NZ Super sets 3°C base case scenario and ups climate monitoring of external fund managers

Fund starts work on a range of climate scenarios and expands manager due diligence

The New Zealand Superannuation Fund says it has developed a “base case” global warming scenario of 3°C and expanded its monitoring of external asset managers’ commitment to its climate change aims.

The NZ$44bn (€25.3bn) fund explained it has started work on a common set of climate change scenarios: a central/base case of 3°C, a high case of 4°C and a low case of 2°C. These are “intended to span the range of outcomes to which most experts would assign a meaningful probability of occurring” and are intended to supplement its climate change valuation framework.

“An assessment of each external manager’s ability and commitment to adhering to our climate change objectives.”

The fund explained in its annual report released today (October 22) that, within each scenario, it distils the range of policy choices down to a single metric – the global carbon price (USD/tonne of CO2 ).

They’re not a forecast but represent the price of carbon needed to implement the change in energy mix that is required in order to achieve the specified climate outcomes.

Key assumptions underpinning the price are the adoption rates of new lower carbon technologies such as renewable power generation, electric vehicle uptake and carbon capture and storage.

It says the central case scenario is approximately in alignment with the global aggregation of current Nationally Determined Contributions (NDCs) – countries’ climate plans under the Paris Agreement.

It has also raised its scrutiny of its external fund managers, saying: “We also expanded our due diligence and manager monitoring processes to incorporate analysis of climate change factors, including an assessment of each external manager’s ability and commitment to adhering to our climate change objectives.”

In June 2017, NZ Super transitioned its NZ$14bn passive global equity portfolio (constituting 40% of the Fund) to low carbon, selling its passive holdings in 297 companies worth NZD950 million.But one climate focused investment, its US$100m backing of alternative energy firm Bloom has been “disappointing”. “Although the company has achieved growth in sales, its performance has lagged market expectations, and the investment performance has been disappointing,” NZ Super said.

In May, it hosted a climate change investment seminar with its New Zealand-based investment managers where it presented “deep dives” into its climate change scenario analysis and case studies on how it integrates climate change considerations.

The report also notes the response to the fund’s engagement with social media providers in the wake of the Christchurch attack in March has been “overwhelming”. The group has 89 participants, representing more than NZ$13trn.
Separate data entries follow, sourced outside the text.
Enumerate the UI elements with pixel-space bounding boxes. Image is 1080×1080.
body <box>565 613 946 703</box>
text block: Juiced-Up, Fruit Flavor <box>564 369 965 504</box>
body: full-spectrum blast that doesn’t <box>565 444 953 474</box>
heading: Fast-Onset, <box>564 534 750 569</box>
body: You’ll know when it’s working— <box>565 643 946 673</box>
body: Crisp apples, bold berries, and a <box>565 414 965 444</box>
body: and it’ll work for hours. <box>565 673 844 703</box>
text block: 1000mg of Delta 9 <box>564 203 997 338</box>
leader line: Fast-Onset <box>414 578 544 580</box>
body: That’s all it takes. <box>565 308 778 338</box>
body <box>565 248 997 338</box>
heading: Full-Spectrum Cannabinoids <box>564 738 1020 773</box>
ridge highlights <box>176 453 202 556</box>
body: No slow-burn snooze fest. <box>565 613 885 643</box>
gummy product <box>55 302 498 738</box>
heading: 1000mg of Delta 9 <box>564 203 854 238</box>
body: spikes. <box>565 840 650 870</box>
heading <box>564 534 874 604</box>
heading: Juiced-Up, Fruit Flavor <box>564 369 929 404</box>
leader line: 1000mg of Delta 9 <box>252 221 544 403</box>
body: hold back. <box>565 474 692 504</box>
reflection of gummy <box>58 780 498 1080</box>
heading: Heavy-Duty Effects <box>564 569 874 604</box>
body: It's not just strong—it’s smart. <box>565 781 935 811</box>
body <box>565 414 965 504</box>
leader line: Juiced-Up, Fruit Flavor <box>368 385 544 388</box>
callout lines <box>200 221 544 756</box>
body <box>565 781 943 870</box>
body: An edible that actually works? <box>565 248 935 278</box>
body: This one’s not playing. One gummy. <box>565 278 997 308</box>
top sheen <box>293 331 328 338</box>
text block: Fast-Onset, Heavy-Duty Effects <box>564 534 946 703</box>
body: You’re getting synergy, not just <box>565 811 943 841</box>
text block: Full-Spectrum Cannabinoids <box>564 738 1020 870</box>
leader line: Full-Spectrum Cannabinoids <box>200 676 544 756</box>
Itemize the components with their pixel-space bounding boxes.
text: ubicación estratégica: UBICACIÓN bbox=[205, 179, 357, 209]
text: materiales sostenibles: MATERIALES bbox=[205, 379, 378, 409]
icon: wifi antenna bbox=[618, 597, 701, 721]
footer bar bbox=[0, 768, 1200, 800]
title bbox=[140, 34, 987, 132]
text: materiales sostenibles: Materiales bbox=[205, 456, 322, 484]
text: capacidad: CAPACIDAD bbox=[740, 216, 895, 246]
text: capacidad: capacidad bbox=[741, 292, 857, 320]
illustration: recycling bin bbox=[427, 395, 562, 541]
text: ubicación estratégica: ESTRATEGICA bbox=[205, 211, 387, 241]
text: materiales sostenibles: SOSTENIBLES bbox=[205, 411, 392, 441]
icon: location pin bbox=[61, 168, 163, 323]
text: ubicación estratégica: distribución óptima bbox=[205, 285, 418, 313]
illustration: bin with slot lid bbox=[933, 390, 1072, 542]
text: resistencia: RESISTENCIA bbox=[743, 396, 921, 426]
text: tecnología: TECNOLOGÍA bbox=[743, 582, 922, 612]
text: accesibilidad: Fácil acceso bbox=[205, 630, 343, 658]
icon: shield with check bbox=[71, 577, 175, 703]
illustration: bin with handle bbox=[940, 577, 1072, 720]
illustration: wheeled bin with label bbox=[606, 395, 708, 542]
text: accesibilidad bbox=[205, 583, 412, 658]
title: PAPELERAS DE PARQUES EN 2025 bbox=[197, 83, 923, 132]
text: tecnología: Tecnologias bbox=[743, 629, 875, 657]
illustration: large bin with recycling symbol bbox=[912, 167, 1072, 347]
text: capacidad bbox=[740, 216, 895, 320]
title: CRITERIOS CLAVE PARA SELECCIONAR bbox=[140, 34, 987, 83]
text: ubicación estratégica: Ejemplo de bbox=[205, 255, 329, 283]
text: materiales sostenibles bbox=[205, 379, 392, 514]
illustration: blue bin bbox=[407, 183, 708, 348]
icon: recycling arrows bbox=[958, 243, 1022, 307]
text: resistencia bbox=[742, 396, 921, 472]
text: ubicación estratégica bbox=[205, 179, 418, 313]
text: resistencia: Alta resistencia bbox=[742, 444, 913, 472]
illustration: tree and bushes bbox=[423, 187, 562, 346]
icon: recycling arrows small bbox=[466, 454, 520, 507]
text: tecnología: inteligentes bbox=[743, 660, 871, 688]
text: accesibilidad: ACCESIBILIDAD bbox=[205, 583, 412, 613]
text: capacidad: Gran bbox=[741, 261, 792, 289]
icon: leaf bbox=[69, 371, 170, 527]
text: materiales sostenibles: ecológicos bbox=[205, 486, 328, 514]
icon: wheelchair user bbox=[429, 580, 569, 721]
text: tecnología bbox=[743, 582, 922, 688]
The engagement is being led by Senior Investment Strategist, Responsible Investment, Katie Beith, formerly of the PRI; NZ Super says the engagement will be undertaken in confidence and that milestones will be reported in future annual reports.

Also covered in the report is the introduction, in March 2019, of a new online platform providing full disclosure of all voting decisions.

It said: “Our voting, which we brought in-house last year, is guided by international standards such as the ICGN Global Governance Principles, the G20/OECD Principles of Corporate Governance and, for New Zealand listed companies, the New Zealand Corporate Governance Forum Guidelines and the NZX Code.” It is advised by proxy firm ISS and uses BMO for engagement.

The 225-page report also details the costs of managing its investments during the year: NZ$109.5m (or 0.27% of net assets); of this, external manager fees were NZ$31.3m.

The fund also announced that it has ended its legal action against the Bank of Portugal to recover its investment in Banco Espirito Santo (BES). While it believes it has a sound case it has decided to stop pursuing the case as to make a more “efficient use of the Guardians’ resources and capital”.